February 13, 2016


Battered Bank Stocks Reflect Not Just Jitters, but Mistrust (GRETCHEN MORGENSON FEB. 12, 2016, NY Times)

[W]hy have bank shares continued to fall? Mr. Peabody contended that excess selling pressure was a result of investors being forced to unwind big bets made in these stocks last year when it was widely believed that interest rates would rise and fuel bank profits.

"You had huge money flows into dedicated bank stock funds -- they doubled in size from $1 billion to $2 billion last year," Mr. Peabody said. "What you're having now is a mechanical margin call by these funds, creating selling that has nothing to do with the fundamentals."

Another veteran bank analyst who said he is puzzled by the sharp sell-off in these companies' shares is Richard X. Bove at Rafferty Capital Markets. In an interview, he acknowledged that there is a fear in the markets that some unknown problem will emerge, shaking the assets of the industry and wiping out the equity that banks have built up in recent years.

"Any number of statistics would validate the fact that banks today don't have the risks they had either in 1990 or 2008," Mr. Bove said, recalling two of the worst periods for banks in recent history. "The stocks are selling at such deep discounts to book value that they are telling you the book values are not valid."

This view, which Mr. Bove does not agree with, reflects investors' severe mistrust of both the banks and their regulators, he said. After instituting hundreds of new rules to strengthen the banking system and protect against disastrous losses, regulators have still not convinced investors that these institutions are sound.

"Nobody believes that the industry has changed," Mr. Bove said. "Nobody believes that what the government has done has been effective."

Bank investors have good reason to be doubters. In the years leading to the financial crisis, regulators repeatedly stated that subprime mortgage losses would not be large enough to harm the overall economy. (Remember all the references to the subprime problem being "contained?") Then, in the aftermath of the mess, investors learned the hard way about losses at these institutions that far exceeded their reserves.

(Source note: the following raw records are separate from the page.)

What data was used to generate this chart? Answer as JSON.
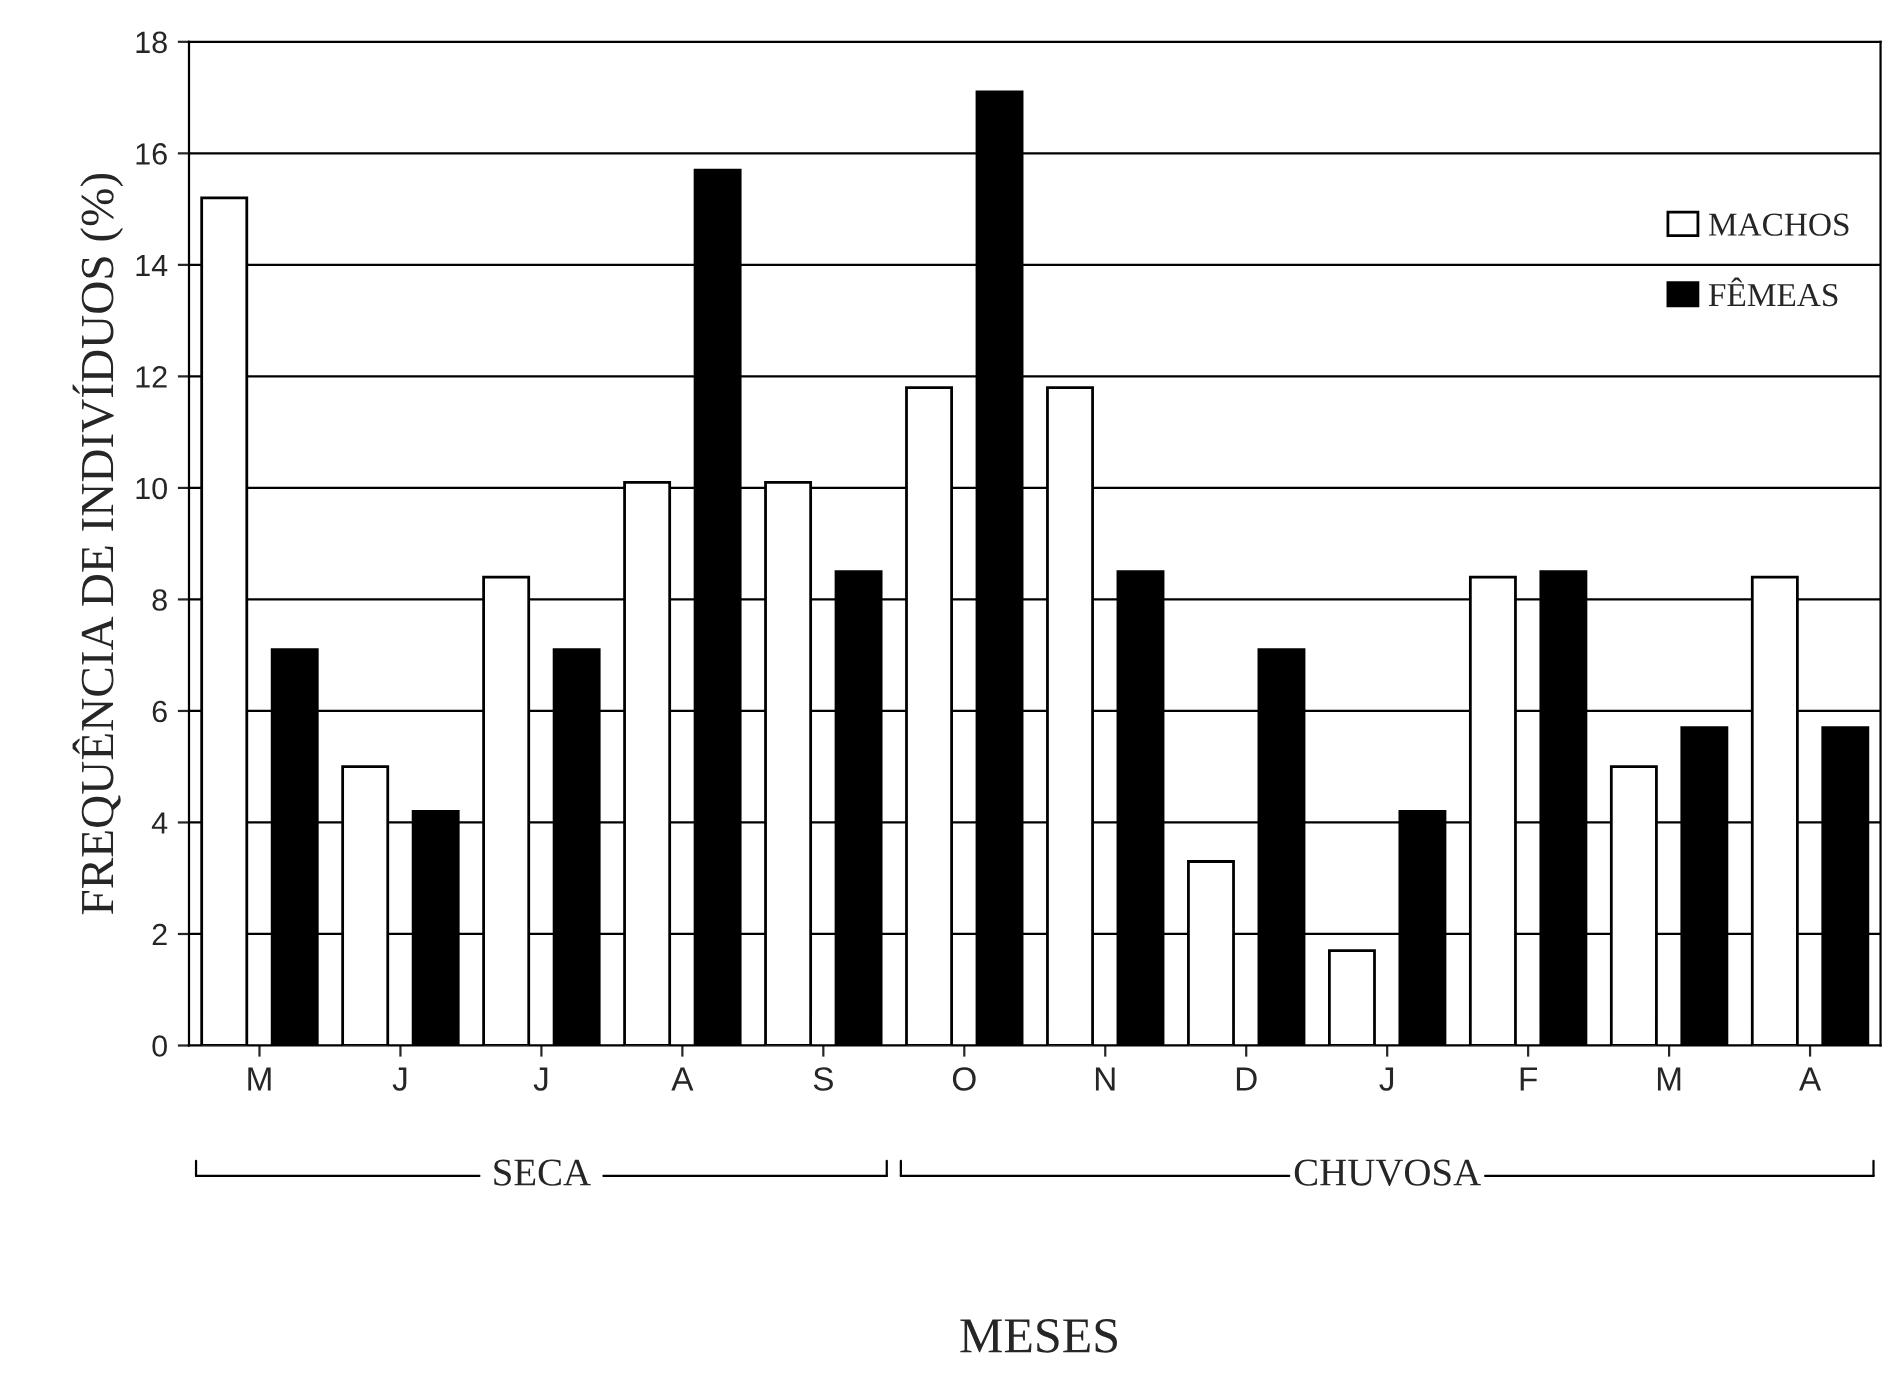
{
  "chart_data": {
    "type": "bar",
    "ylabel": "FREQUÊNCIA DE INDIVÍDUOS (%)",
    "xlabel": "MESES",
    "categories": [
      "M",
      "J",
      "J",
      "A",
      "S",
      "O",
      "N",
      "D",
      "J",
      "F",
      "M",
      "A"
    ],
    "series": [
      {
        "name": "MACHOS",
        "color": "#ffffff",
        "values": [
          15.2,
          5.0,
          8.4,
          10.1,
          10.1,
          11.8,
          11.8,
          3.3,
          1.7,
          8.4,
          5.0,
          8.4
        ]
      },
      {
        "name": "FÊMEAS",
        "color": "#000000",
        "values": [
          7.1,
          4.2,
          7.1,
          15.7,
          8.5,
          17.1,
          8.5,
          7.1,
          4.2,
          8.5,
          5.7,
          5.7
        ]
      }
    ],
    "ylim": [
      0,
      18
    ],
    "yticks": [
      0,
      2,
      4,
      6,
      8,
      10,
      12,
      14,
      16,
      18
    ],
    "grid": "y",
    "legend": "right",
    "annotations": [
      "SECA",
      "CHUVOSA"
    ]
  }
}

The current psychology "is you can't believe anything the government says because the government is not prone to telling the truth," Mr. Bove said. "And you can't believe anything the banks say because we know they've lied to us repeatedly."

This view represents a "massive failure of government regulation," Mr. Bove recently told his clients. Investors don't believe central bankers are effective and they fret that bank balance sheets are "black boxes."

After a recent in-depth analysis of balance sheets, Mr. Bove concluded that banks are far safer than investors seem to think.

It's perfectly understandable that folks worry about the honesty of the institutions that hid risky loans in supposedly safe derivatives. But the worry over negative interest rates just reflects the failure of our society to process the reality of deflation. Real interest rates remain usurious.

Deflation also explains why corporations and consumers are comfortable sitting on cash and why central banks are looking to negative rates.